The Indigeniste movement, or Mouvement Indigéniste, started in the 1920s as an attempt by Haitian intellectuals to properly define Haitian culture as African, rather than an extension of French culture, as it was then commonly assumed to be. This movement was a catalyst for literary and social change in the way Haitians, and blacks around the world, viewed themselves and their culture. It was largely inspired by the ideas of Jean Price-Mars (1876–1969), considered by many as the greatest Haitian intellectual of the first half of the 20th century. Price-Mars was a multitalented man. Trained as a physician, he served as Minister of Foreign Affairs, as well as Haitian Ambassador to France and the Dominican Republic. He was also a prolific and extremely influential writer.

The Indigeniste movement, with which Price-Mars is closely associated, is primarily identified as a literary movement. Haitian writers such as Carl Brouard, J. B. Cineas, and Jacques Roumain, author of the famous Gouverneurs de la Rosée (Masters of the Dew), founded La Revue Indigène in 1927. La Revue Indigène regularly renounced slavish imitation of French literature and looked to peasant culture for inspiration. It can be said, however, that these writers fell short of their goal, for they wrote in ultra modern French instead of Creole, the language of the peasants that Price-Mars championed as the true language of the Haitian people. Another Haitian literary group swept by the Indigeniste movement was the group of poets known as the Griot, which included François Duvalier—the future dictator of Haiti. Others, however, took a nonliterary road in the call to return to Africa and pursued the scientific exploration of African civilization and its presence in Haitian culture. In this pursuit, Jacques Roumain founded the Bureau of Ethnology in 1941, while Price-Mars himself founded the Institute of Ethnology and became chair of Africology and sociology there.

The historical development that inspired the birth of the Indigeniste movement was the U.S. occupation of Haiti from 1915 to 1934. Resistance to the U.S. occupation by Haitian intellectuals was ambiguous and modest, at best. Haiti's claim to be the first free black republic in the Western Hemisphere had always been a source of pride and shaped its national identity. However, this identity (for the elite in particular) was always circumscribed by an emotional attachment to France, Haiti's former colonial ruler. With the American occupation in full force, Haitians endured humiliating racism that undermined the glory and principles of the founding of their republic.
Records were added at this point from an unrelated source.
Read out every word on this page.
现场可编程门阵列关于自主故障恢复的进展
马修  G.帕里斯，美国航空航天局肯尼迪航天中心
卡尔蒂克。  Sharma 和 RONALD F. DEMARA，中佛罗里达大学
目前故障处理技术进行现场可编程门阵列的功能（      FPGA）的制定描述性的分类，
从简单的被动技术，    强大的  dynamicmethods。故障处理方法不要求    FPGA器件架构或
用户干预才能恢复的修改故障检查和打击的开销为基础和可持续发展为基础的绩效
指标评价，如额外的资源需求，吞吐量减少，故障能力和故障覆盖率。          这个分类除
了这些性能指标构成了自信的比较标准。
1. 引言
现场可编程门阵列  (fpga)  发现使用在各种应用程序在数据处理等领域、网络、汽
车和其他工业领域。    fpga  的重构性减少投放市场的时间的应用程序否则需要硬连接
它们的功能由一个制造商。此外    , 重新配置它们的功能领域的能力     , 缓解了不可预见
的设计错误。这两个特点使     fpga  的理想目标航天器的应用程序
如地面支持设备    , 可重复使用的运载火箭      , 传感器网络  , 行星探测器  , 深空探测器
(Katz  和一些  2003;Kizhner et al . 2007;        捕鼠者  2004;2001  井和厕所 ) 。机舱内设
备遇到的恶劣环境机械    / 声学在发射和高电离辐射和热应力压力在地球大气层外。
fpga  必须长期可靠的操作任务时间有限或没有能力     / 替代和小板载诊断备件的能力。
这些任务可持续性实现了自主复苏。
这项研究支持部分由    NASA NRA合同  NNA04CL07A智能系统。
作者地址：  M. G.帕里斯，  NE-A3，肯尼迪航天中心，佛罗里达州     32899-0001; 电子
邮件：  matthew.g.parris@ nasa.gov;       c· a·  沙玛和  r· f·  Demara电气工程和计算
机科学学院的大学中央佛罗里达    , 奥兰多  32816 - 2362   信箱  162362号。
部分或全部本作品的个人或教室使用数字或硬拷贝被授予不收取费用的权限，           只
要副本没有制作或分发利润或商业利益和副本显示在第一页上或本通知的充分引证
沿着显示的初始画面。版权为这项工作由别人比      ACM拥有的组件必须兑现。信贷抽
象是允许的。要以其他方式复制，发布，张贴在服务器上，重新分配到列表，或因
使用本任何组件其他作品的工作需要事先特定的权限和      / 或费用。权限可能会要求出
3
In addition, the occupation failed to deliver what many intellectuals had secretly hoped it would—a dramatic change in the technology and material wealth of Haiti.
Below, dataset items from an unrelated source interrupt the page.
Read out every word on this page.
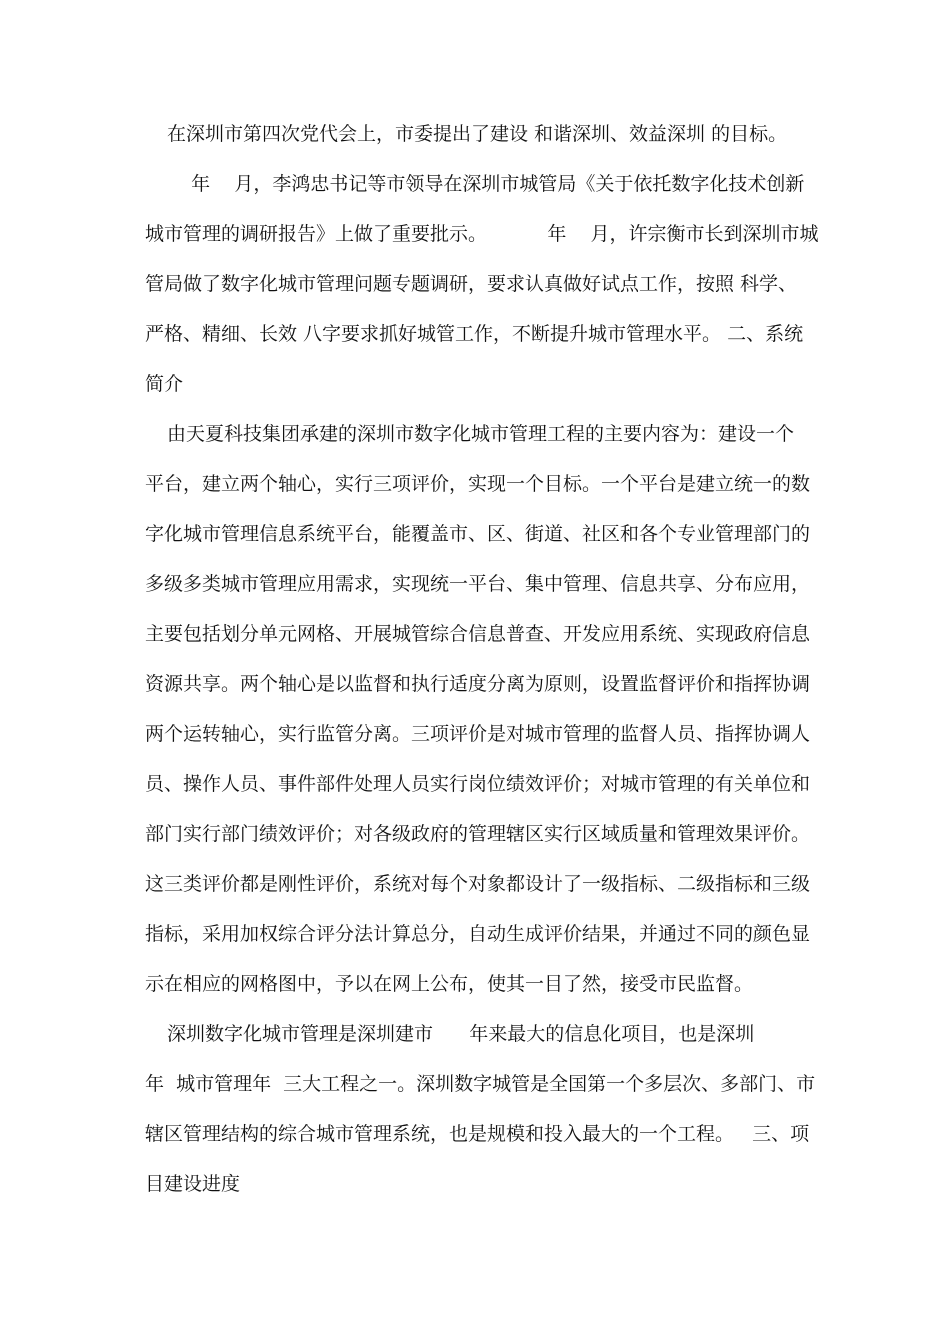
在深圳市第四次党代会上，市委提出了建设 和谐深圳、效益深圳 的目标。
年    月，李鸿忠书记等市领导在深圳市城管局《关于依托数字化技术创新
城市管理的调研报告》上做了重要批示。          年    月，许宗衡市长到深圳市城
管局做了数字化城市管理问题专题调研，要求认真做好试点工作，按照 科学、
严格、精细、长效 八字要求抓好城管工作，不断提升城市管理水平。 二、系统
简介
由天夏科技集团承建的深圳市数字化城市管理工程的主要内容为：建设一个
平台，建立两个轴心，实行三项评价，实现一个目标。一个平台是建立统一的数
字化城市管理信息系统平台，能覆盖市、区、街道、社区和各个专业管理部门的
多级多类城市管理应用需求，实现统一平台、集中管理、信息共享、分布应用，
主要包括划分单元网格、开展城管综合信息普查、开发应用系统、实现政府信息
资源共享。两个轴心是以监督和执行适度分离为原则，设置监督评价和指挥协调
两个运转轴心，实行监管分离。三项评价是对城市管理的监督人员、指挥协调人
员、操作人员、事件部件处理人员实行岗位绩效评价；对城市管理的有关单位和
部门实行部门绩效评价；对各级政府的管理辖区实行区域质量和管理效果评价。
这三类评价都是刚性评价，系统对每个对象都设计了一级指标、二级指标和三级
指标，采用加权综合评分法计算总分，自动生成评价结果，并通过不同的颜色显
示在相应的网格图中，予以在网上公布，使其一目了然，接受市民监督。
深圳数字化城市管理是深圳建市      年来最大的信息化项目，也是深圳
年  城市管理年  三大工程之一。深圳数字城管是全国第一个多层次、多部门、市
辖区管理结构的综合城市管理系统，也是规模和投入最大的一个工程。   三、项
目建设进度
In a series of lectures and articles, as well as in the 1928 publication of Ainsi Parla l'Oncle (So Spoke theUncle), Price-Mars identified the cause of Haitian malaise as the Haitians' failure to embrace their own traditions and their denial of the African origins of their culture. With his wide breadth of knowledge of African culture, Price-Mars systematically identified the African roots of Haitian culture and Vodu. He called for elevating the pride of Haitians and for fortifying their resistance to the American occupation through the glorification of the Haitian peasants. He believed that in their ways was the source of Haitian strength and national pride. Price-Mars devoted five chapters of his book to the assertion of the African roots of Haitian culture: Chapter II, “Popular Beliefs”; Chapter III, “Africa, Its Races and Its Civilization”; Chapter IV, “Africa and the External World”; Chapter V, “African Animism”; and Chapter VI, “The Religious Sentiments of the Haitian Masses.”